TAHLİYE KARARLARI VE VALİLİK SÜRECİ

Diyanet Vakfı Van Şubesi’nin esnafa gönderdiği 02.05.2025 tarihli ihtarnamede ise cami ve altındaki dükkânların “can ve mal güvenliği açısından tehlike arz ettiği” belirtiliyor. Tahliye süresi için 30 gün verilmiş. Bu yazıda da yine "2025 yılı Şubat ayında yapılan analiz sonucu ağır hasar tespiti" vurgulanıyor.

"BİRÇOK KANALDAN İNCELEMELER YAPILDI"

Bu çelişkiler sürerken, Van İl Müftüsü ve Türkiye Diyanet Vakfı (TDV) Van Şube Başkanı Mehmet Sırrı Şık, Hz. Ömer Camii’nin yıkımıyla ilgili kamuoyunda oluşan soru işaretlerine yönelik açıklamalarda bulundu. Şık, camiyle ilgili birçok teknik inceleme yapıldığını ve son yapılan analizlerde binanın hasarlı olduğunun bilimsel olarak tespit edildiğini söyledi. Açıklamasında şu ifadelere yer verdi:

“Birçok kanaldan camiyle ilgili incelemeler yapıldı. En son yapılan geniş kapsamlı analiz sonucunda hasarlı olduğu ifade edildi. Bu tespit doğrultusunda zaten projeler hazırlandı. Şu anda da yıkım gerçekleşiyor. Allah’ın izniyle Van’ımıza çok daha güzel ve sağlam bir cami yapılacak. Müftü Şık, bu süreçte kendi sorumluluk dönemine dikkat çekerek, geçmişte yapılan uygulamalara dair doğrudan bir yorum yapamayacağını ifade etti: “Şimdi, tabii öncesiyle ilgili benim bir yorum yapma imkânım yok. Ben kendi dönemimle alakalı mesulüm. Kendi dönemimizde gerekli tetkikler yapıldıktan sonra ağır hasar tespit edilince zaten gerekli girişimler yapıldı.”

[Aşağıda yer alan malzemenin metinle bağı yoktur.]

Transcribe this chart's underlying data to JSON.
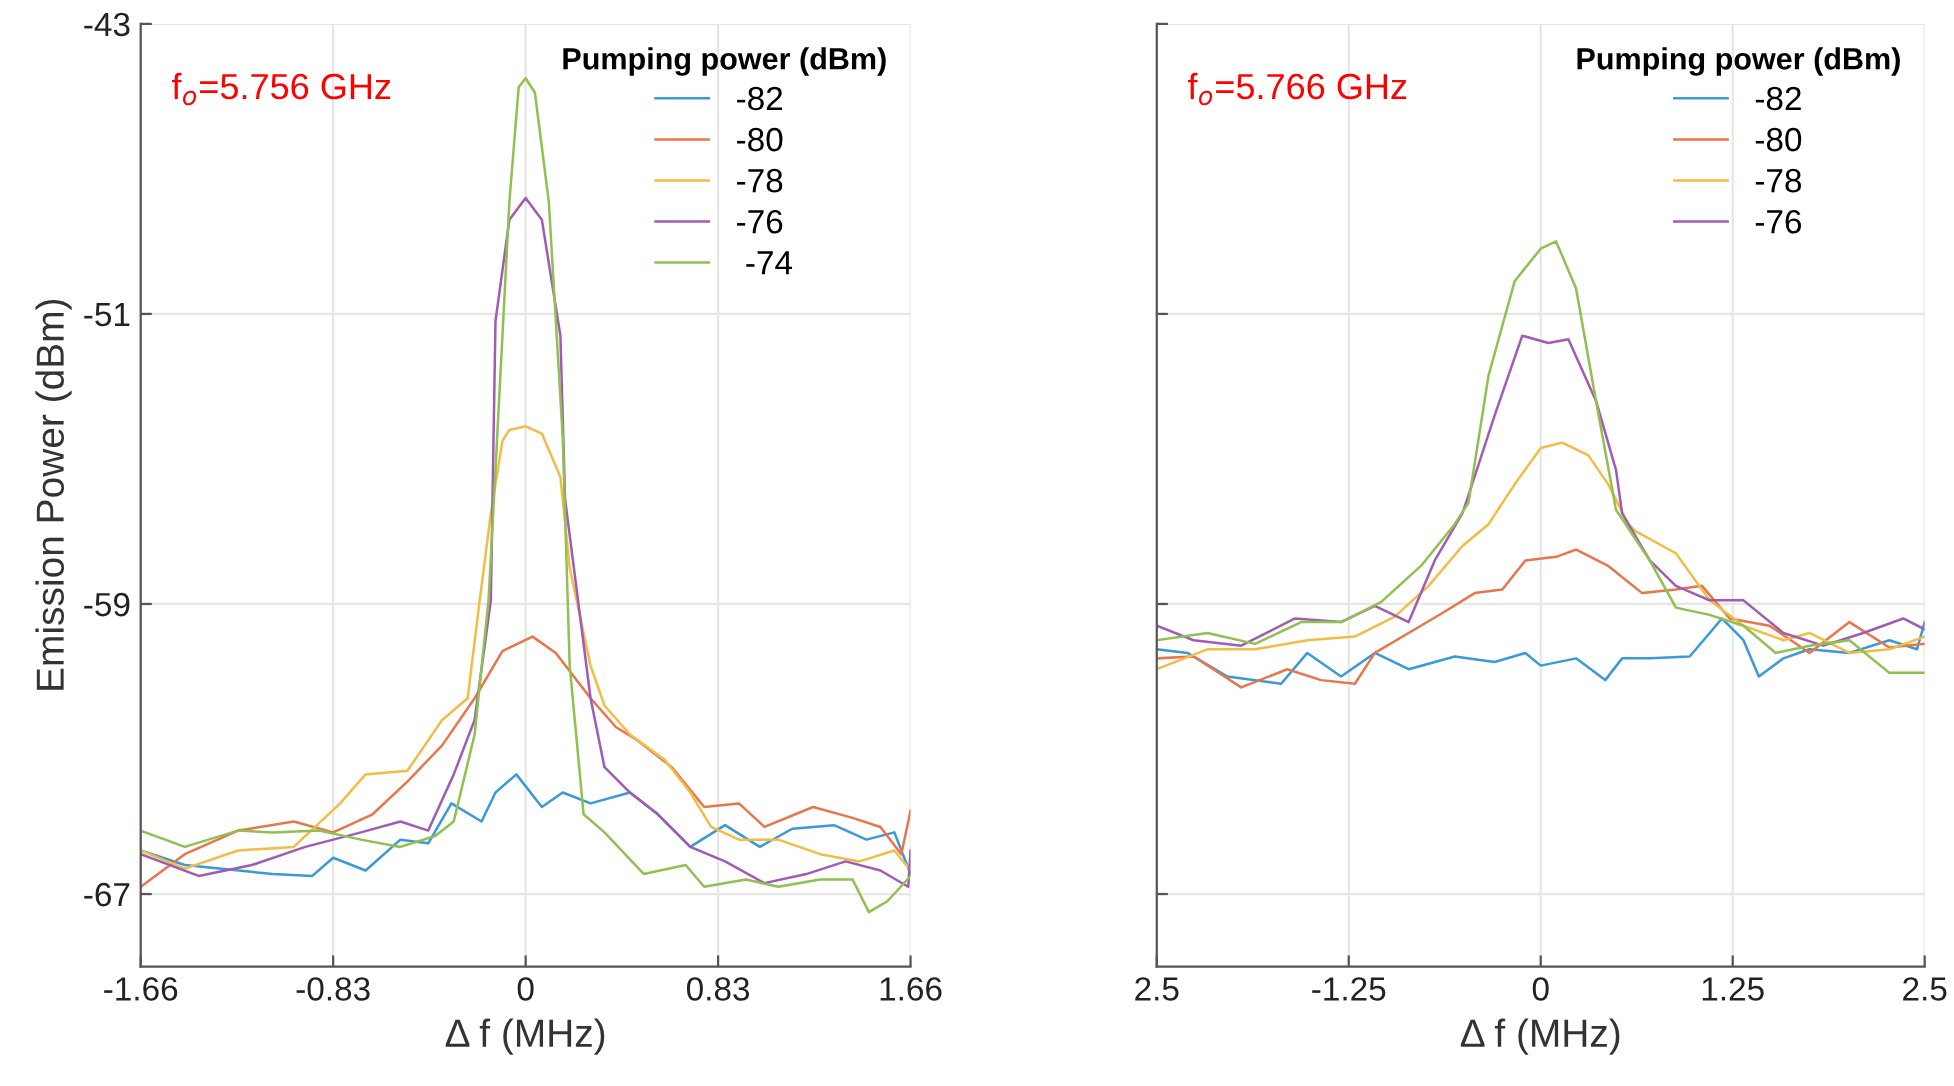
{
  "chart_data": [
    {
      "type": "line",
      "xlabel": "Δ f (MHz)",
      "ylabel": "Emission Power (dBm)",
      "legend_title": "Pumping power (dBm)",
      "legend": "top right",
      "grid": true,
      "annotations": [
        "f$_{o}$=5.756 GHz"
      ],
      "xlim": [
        -1.66,
        1.66
      ],
      "xticks": [
        -1.66,
        -0.83,
        0,
        0.83,
        1.66
      ],
      "ylim": [
        -69,
        -43
      ],
      "yticks": [
        -43,
        -51,
        -59,
        -67
      ],
      "series": [
        {
          "name": "-82",
          "color": "#3a9ad9",
          "x": [
            -1.66,
            -1.47,
            -1.09,
            -0.92,
            -0.83,
            -0.69,
            -0.54,
            -0.42,
            -0.32,
            -0.19,
            -0.13,
            -0.04,
            0.07,
            0.16,
            0.28,
            0.45,
            0.57,
            0.71,
            0.86,
            1.01,
            1.15,
            1.33,
            1.47,
            1.59,
            1.66
          ],
          "values": [
            -65.8,
            -66.2,
            -66.45,
            -66.5,
            -66.0,
            -66.35,
            -65.5,
            -65.6,
            -64.5,
            -65.0,
            -64.2,
            -63.7,
            -64.6,
            -64.2,
            -64.5,
            -64.2,
            -64.8,
            -65.7,
            -65.1,
            -65.7,
            -65.2,
            -65.1,
            -65.5,
            -65.3,
            -66.45
          ]
        },
        {
          "name": "-80",
          "color": "#e8764a",
          "x": [
            -1.66,
            -1.47,
            -1.24,
            -1.0,
            -0.83,
            -0.66,
            -0.51,
            -0.36,
            -0.22,
            -0.1,
            0.03,
            0.13,
            0.28,
            0.39,
            0.48,
            0.63,
            0.77,
            0.92,
            1.03,
            1.24,
            1.41,
            1.53,
            1.62,
            1.66
          ],
          "values": [
            -66.8,
            -65.9,
            -65.25,
            -65.0,
            -65.3,
            -64.8,
            -63.9,
            -62.9,
            -61.6,
            -60.3,
            -59.9,
            -60.35,
            -61.6,
            -62.4,
            -62.75,
            -63.5,
            -64.6,
            -64.5,
            -65.15,
            -64.6,
            -64.9,
            -65.15,
            -65.9,
            -64.7
          ]
        },
        {
          "name": "-78",
          "color": "#f2bd47",
          "x": [
            -1.66,
            -1.47,
            -1.24,
            -1.0,
            -0.8,
            -0.69,
            -0.51,
            -0.36,
            -0.25,
            -0.2,
            -0.15,
            -0.1,
            -0.07,
            0,
            0.07,
            0.15,
            0.19,
            0.28,
            0.34,
            0.45,
            0.6,
            0.71,
            0.8,
            0.92,
            1.09,
            1.27,
            1.44,
            1.59,
            1.66
          ],
          "values": [
            -65.8,
            -66.3,
            -65.8,
            -65.7,
            -64.5,
            -63.7,
            -63.6,
            -62.2,
            -61.6,
            -59.0,
            -56.5,
            -54.5,
            -54.2,
            -54.1,
            -54.3,
            -55.5,
            -58.0,
            -60.7,
            -61.8,
            -62.6,
            -63.3,
            -64.2,
            -65.15,
            -65.5,
            -65.5,
            -65.9,
            -66.1,
            -65.8,
            -66.35
          ]
        },
        {
          "name": "-76",
          "color": "#a05cb5",
          "x": [
            -1.66,
            -1.41,
            -1.18,
            -0.95,
            -0.71,
            -0.54,
            -0.42,
            -0.31,
            -0.22,
            -0.15,
            -0.13,
            -0.07,
            0,
            0.07,
            0.15,
            0.17,
            0.28,
            0.34,
            0.45,
            0.57,
            0.71,
            0.86,
            1.03,
            1.21,
            1.38,
            1.53,
            1.65,
            1.66
          ],
          "values": [
            -65.9,
            -66.5,
            -66.2,
            -65.7,
            -65.3,
            -65.0,
            -65.25,
            -63.7,
            -62.2,
            -58.9,
            -51.2,
            -48.4,
            -47.8,
            -48.4,
            -51.6,
            -56.1,
            -61.6,
            -63.5,
            -64.2,
            -64.8,
            -65.7,
            -66.1,
            -66.7,
            -66.45,
            -66.1,
            -66.35,
            -66.8,
            -65.8
          ]
        },
        {
          "name": " -74",
          "color": "#8fc050",
          "x": [
            -1.66,
            -1.47,
            -1.24,
            -1.09,
            -0.89,
            -0.71,
            -0.54,
            -0.39,
            -0.31,
            -0.22,
            -0.16,
            -0.13,
            -0.07,
            -0.03,
            0,
            0.04,
            0.1,
            0.16,
            0.19,
            0.25,
            0.34,
            0.51,
            0.69,
            0.77,
            0.95,
            1.09,
            1.27,
            1.41,
            1.48,
            1.56,
            1.66
          ],
          "values": [
            -65.25,
            -65.7,
            -65.25,
            -65.3,
            -65.25,
            -65.5,
            -65.7,
            -65.4,
            -65.0,
            -62.6,
            -58.9,
            -55.3,
            -47.9,
            -44.75,
            -44.5,
            -44.9,
            -47.9,
            -54.4,
            -60.7,
            -64.8,
            -65.3,
            -66.45,
            -66.2,
            -66.8,
            -66.6,
            -66.8,
            -66.6,
            -66.6,
            -67.5,
            -67.2,
            -66.5
          ]
        }
      ]
    },
    {
      "type": "line",
      "xlabel": "Δ f (MHz)",
      "legend_title": "Pumping power (dBm)",
      "legend": "top right",
      "grid": true,
      "annotations": [
        "f$_{o}$=5.766 GHz"
      ],
      "tick_labels": "x",
      "xlim": [
        -2.5,
        2.5
      ],
      "xticks": [
        {
          "value": -2.5,
          "label": "2.5"
        },
        -1.25,
        0,
        1.25,
        2.5
      ],
      "ylim": [
        -69,
        -43
      ],
      "yticks": [
        -43,
        -51,
        -59,
        -67
      ],
      "series": [
        {
          "name": "-82",
          "color": "#3a9ad9",
          "x": [
            -2.5,
            -2.3,
            -2.04,
            -1.69,
            -1.52,
            -1.3,
            -1.08,
            -0.86,
            -0.56,
            -0.3,
            -0.1,
            0,
            0.23,
            0.42,
            0.53,
            0.71,
            0.97,
            1.18,
            1.32,
            1.42,
            1.58,
            1.75,
            2.01,
            2.27,
            2.45,
            2.5
          ],
          "values": [
            -60.25,
            -60.35,
            -61.0,
            -61.2,
            -60.35,
            -61.0,
            -60.35,
            -60.8,
            -60.45,
            -60.6,
            -60.35,
            -60.7,
            -60.5,
            -61.1,
            -60.5,
            -60.5,
            -60.45,
            -59.4,
            -60.0,
            -61.0,
            -60.5,
            -60.25,
            -60.35,
            -60.0,
            -60.25,
            -59.5
          ]
        },
        {
          "name": "-80",
          "color": "#e8764a",
          "x": [
            -2.5,
            -2.26,
            -1.95,
            -1.65,
            -1.43,
            -1.21,
            -1.08,
            -0.86,
            -0.64,
            -0.43,
            -0.25,
            -0.1,
            0.1,
            0.23,
            0.44,
            0.66,
            0.88,
            1.05,
            1.23,
            1.49,
            1.75,
            2.01,
            2.27,
            2.5
          ],
          "values": [
            -60.5,
            -60.45,
            -61.3,
            -60.8,
            -61.1,
            -61.2,
            -60.35,
            -59.8,
            -59.25,
            -58.7,
            -58.6,
            -57.8,
            -57.7,
            -57.5,
            -57.95,
            -58.7,
            -58.6,
            -58.5,
            -59.4,
            -59.6,
            -60.35,
            -59.5,
            -60.2,
            -60.1
          ]
        },
        {
          "name": "-78",
          "color": "#f2bd47",
          "x": [
            -2.5,
            -2.17,
            -1.86,
            -1.52,
            -1.21,
            -0.95,
            -0.73,
            -0.51,
            -0.34,
            -0.17,
            0,
            0.14,
            0.31,
            0.44,
            0.57,
            0.62,
            0.88,
            1.1,
            1.32,
            1.58,
            1.75,
            2.01,
            2.27,
            2.5
          ],
          "values": [
            -60.8,
            -60.25,
            -60.25,
            -60.0,
            -59.9,
            -59.35,
            -58.5,
            -57.4,
            -56.8,
            -55.7,
            -54.7,
            -54.55,
            -54.9,
            -55.7,
            -56.8,
            -57.0,
            -57.6,
            -58.9,
            -59.6,
            -60.0,
            -59.8,
            -60.35,
            -60.25,
            -59.9
          ]
        },
        {
          "name": "-76",
          "color": "#a05cb5",
          "x": [
            -2.5,
            -2.26,
            -1.95,
            -1.6,
            -1.3,
            -1.08,
            -0.86,
            -0.69,
            -0.51,
            -0.47,
            -0.3,
            -0.12,
            0.05,
            0.18,
            0.36,
            0.49,
            0.53,
            0.71,
            0.88,
            1.1,
            1.32,
            1.58,
            1.84,
            2.1,
            2.36,
            2.5
          ],
          "values": [
            -59.6,
            -60.0,
            -60.15,
            -59.4,
            -59.5,
            -59.05,
            -59.5,
            -57.8,
            -56.5,
            -56.0,
            -53.8,
            -51.6,
            -51.8,
            -51.7,
            -53.4,
            -55.3,
            -56.5,
            -57.8,
            -58.5,
            -58.9,
            -58.9,
            -59.8,
            -60.15,
            -59.8,
            -59.4,
            -59.7
          ]
        },
        {
          "color": "#8fc050",
          "x": [
            -2.5,
            -2.17,
            -1.86,
            -1.56,
            -1.3,
            -1.04,
            -0.78,
            -0.56,
            -0.47,
            -0.34,
            -0.17,
            0,
            0.1,
            0.23,
            0.36,
            0.49,
            0.71,
            0.88,
            1.1,
            1.32,
            1.53,
            1.75,
            2.01,
            2.27,
            2.5
          ],
          "values": [
            -60.0,
            -59.8,
            -60.1,
            -59.5,
            -59.5,
            -58.95,
            -57.95,
            -56.8,
            -56.2,
            -52.7,
            -50.1,
            -49.2,
            -49.0,
            -50.3,
            -53.4,
            -56.4,
            -57.8,
            -59.1,
            -59.3,
            -59.6,
            -60.35,
            -60.15,
            -60.0,
            -60.9,
            -60.9
          ]
        }
      ]
    }
  ]
}
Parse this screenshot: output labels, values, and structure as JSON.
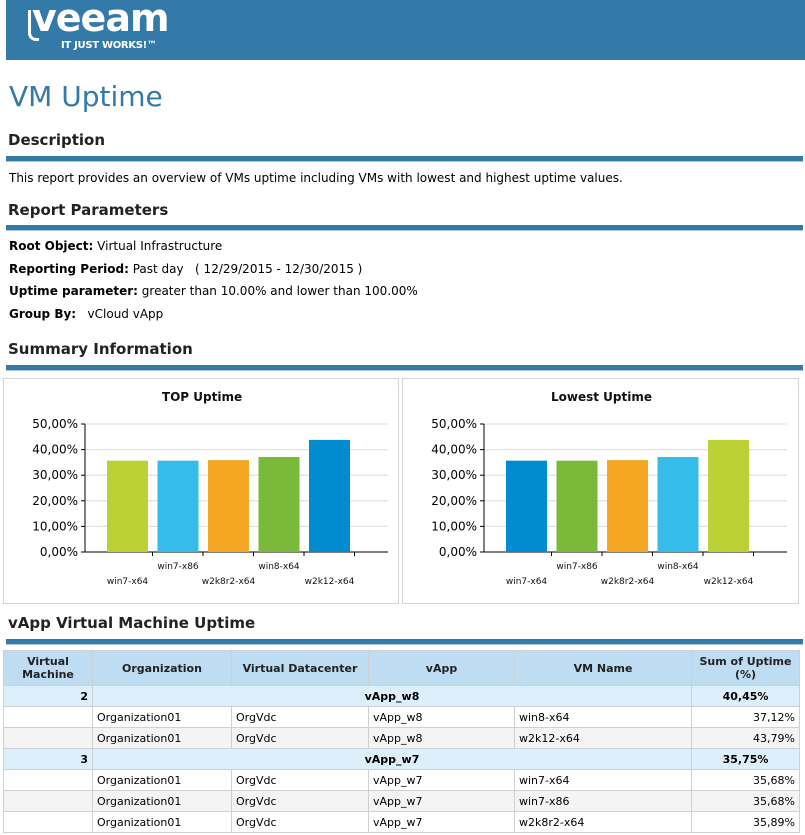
{
  "header": {
    "logo_text": "veeam",
    "logo_tagline": "IT JUST WORKS!™",
    "brand_color": "#337aa8"
  },
  "title": "VM Uptime",
  "description": {
    "heading": "Description",
    "text": "This report provides an overview of VMs uptime including VMs with lowest and highest uptime values."
  },
  "parameters": {
    "heading": "Report Parameters",
    "root_object_label": "Root Object:",
    "root_object_value": "Virtual Infrastructure",
    "reporting_period_label": "Reporting Period:",
    "reporting_period_value": "Past day   ( 12/29/2015 - 12/30/2015 )",
    "uptime_label": "Uptime parameter:",
    "uptime_value": "greater than 10.00% and lower than 100.00%",
    "group_by_label": "Group By:",
    "group_by_value": "vCloud vApp"
  },
  "summary": {
    "heading": "Summary Information"
  },
  "chart_data": [
    {
      "type": "bar",
      "title": "TOP Uptime",
      "categories": [
        "win7-x64",
        "win7-x86",
        "w2k8r2-x64",
        "win8-x64",
        "w2k12-x64"
      ],
      "values": [
        35.68,
        35.68,
        35.89,
        37.12,
        43.79
      ],
      "colors": [
        "#bcd135",
        "#35bce9",
        "#f5a724",
        "#7ab93a",
        "#008ccf"
      ],
      "ylim": [
        0,
        50
      ],
      "yticks": [
        "0,00%",
        "10,00%",
        "20,00%",
        "30,00%",
        "40,00%",
        "50,00%"
      ],
      "xlabel": "",
      "ylabel": "",
      "grid": true
    },
    {
      "type": "bar",
      "title": "Lowest Uptime",
      "categories": [
        "win7-x64",
        "win7-x86",
        "w2k8r2-x64",
        "win8-x64",
        "w2k12-x64"
      ],
      "values": [
        35.68,
        35.68,
        35.89,
        37.12,
        43.79
      ],
      "colors": [
        "#008ccf",
        "#7ab93a",
        "#f5a724",
        "#35bce9",
        "#bcd135"
      ],
      "ylim": [
        0,
        50
      ],
      "yticks": [
        "0,00%",
        "10,00%",
        "20,00%",
        "30,00%",
        "40,00%",
        "50,00%"
      ],
      "xlabel": "",
      "ylabel": "",
      "grid": true
    }
  ],
  "table": {
    "heading": "vApp Virtual Machine Uptime",
    "columns": [
      "Virtual Machine",
      "Organization",
      "Virtual Datacenter",
      "vApp",
      "VM Name",
      "Sum of Uptime (%)"
    ],
    "groups": [
      {
        "count": "2",
        "vapp": "vApp_w8",
        "sum": "40,45%",
        "rows": [
          {
            "organization": "Organization01",
            "vdc": "OrgVdc",
            "vapp": "vApp_w8",
            "vm": "win8-x64",
            "uptime": "37,12%"
          },
          {
            "organization": "Organization01",
            "vdc": "OrgVdc",
            "vapp": "vApp_w8",
            "vm": "w2k12-x64",
            "uptime": "43,79%"
          }
        ]
      },
      {
        "count": "3",
        "vapp": "vApp_w7",
        "sum": "35,75%",
        "rows": [
          {
            "organization": "Organization01",
            "vdc": "OrgVdc",
            "vapp": "vApp_w7",
            "vm": "win7-x64",
            "uptime": "35,68%"
          },
          {
            "organization": "Organization01",
            "vdc": "OrgVdc",
            "vapp": "vApp_w7",
            "vm": "win7-x86",
            "uptime": "35,68%"
          },
          {
            "organization": "Organization01",
            "vdc": "OrgVdc",
            "vapp": "vApp_w7",
            "vm": "w2k8r2-x64",
            "uptime": "35,89%"
          }
        ]
      }
    ]
  }
}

“Bu süreçte esnafla da görüşüyorduk. Uzun süredir nasıl yapılabileceği, nasıl ilerleyeceği konusunda hem esnaflarımızla hem ilgili birimlerle müzakere halindeydik. En sonunda karar verildi ve şu anda da yıkım işlemleri başlayacak.”

“ESNAF MAĞDUR EDİLMEYECEK”

Müftü Şık, cami altında faaliyet gösteren 98 esnafın mağdur olmaması için ciddi çaba gösterdiklerini, bu sayıya denk gelecek yeni iş yerlerinin yapılacağını ve esnafa verileceğini açıkladı:

“98 esnafımızın mağdur olmaması için aynı sayıda dükkân yapılacak. Ticari anlamda faaliyet gösteren esnafımıza tekrar bu yerler inşallah verilecek.”

“AĞIR HASAR İFADESİ SONRADAN GELDİ”

Müftü Şık’ın açıklamasının en dikkat çeken kısmı, geçmiş dönemlerde yapılan teknik belgelerde “ağır hasar” ifadesinin doğrudan yer almamış olmasıydı. Şık, bu konuda şu bilgileri paylaştı:

“Şimdi, ağır hasar ifadesi önceki raporlarda geçmiyordu. Tetkiklere baktığımızda daha önce sadece ‘güçlendirme’ ya da ‘yeniden yapılması gerekebilir’ gibi ifadeşer vardı. Ancak daha sonra yapılan detaylı analizlerde ‘ağır hasar’ tespiti ortaya çıkınca, yıkım kararı da kaçınılmaz oldu.”

“Mevzuatlar her yıl değişiyor. Depremler oldukça yeni yönetmelikler hazırlanıyor. Mimarların, mühendislerin tavsiyeleri doğrultusunda yeni standartlar devreye giriyor. Belki eski mevzuata göre normal sayılabilecek bir yapı, bugünkü yönetmeliklere göre yetersiz kalıyor.”

“BİLİMSEL VERİLER DOĞRULTUSUNDA KARAR VERDİK”

Caminin bazı kesimler tarafından “hala sağlam” olduğu yönündeki değerlendirmelere de değinen Şık, bu yorumların dikkate alınmadığını, bilimsel raporların esas alındığını söyledi:

“Elbette büyük bir cami olduğu için, sağlam olduğuna ilişkin görüşler de vardı. Farklı değerlendirmeler, fikirler ortaya çıkmıştı zamanında. Biz kimin ne dediğine bakmadan bilimsel analizlerle hareket ettik. Teknik veriler hasarlı olduğunu ortaya koydu. Biz de buna göre hareket ettik.”

“İlgili kurumlarla, mühendislerle, esnaflarla görüşerek süreci yürüttük. Bilimsel gerçekler doğrultusunda yıkım kararını aldık ve şu anda yıkım devam ediyor.”

ESNAFLAR NE YAPACAK?

Cami çevresindeki ticaret alanında bulunan 98 esnaf ise belirsizlik içinde. Müftülük, yeni yapılacak yapıda esnaflara tekrar dükkân verileceğini söylüyor. Ancak esnaflar bugüne kadar herhangi bir şeffaflığın olmadığını belirtiyor.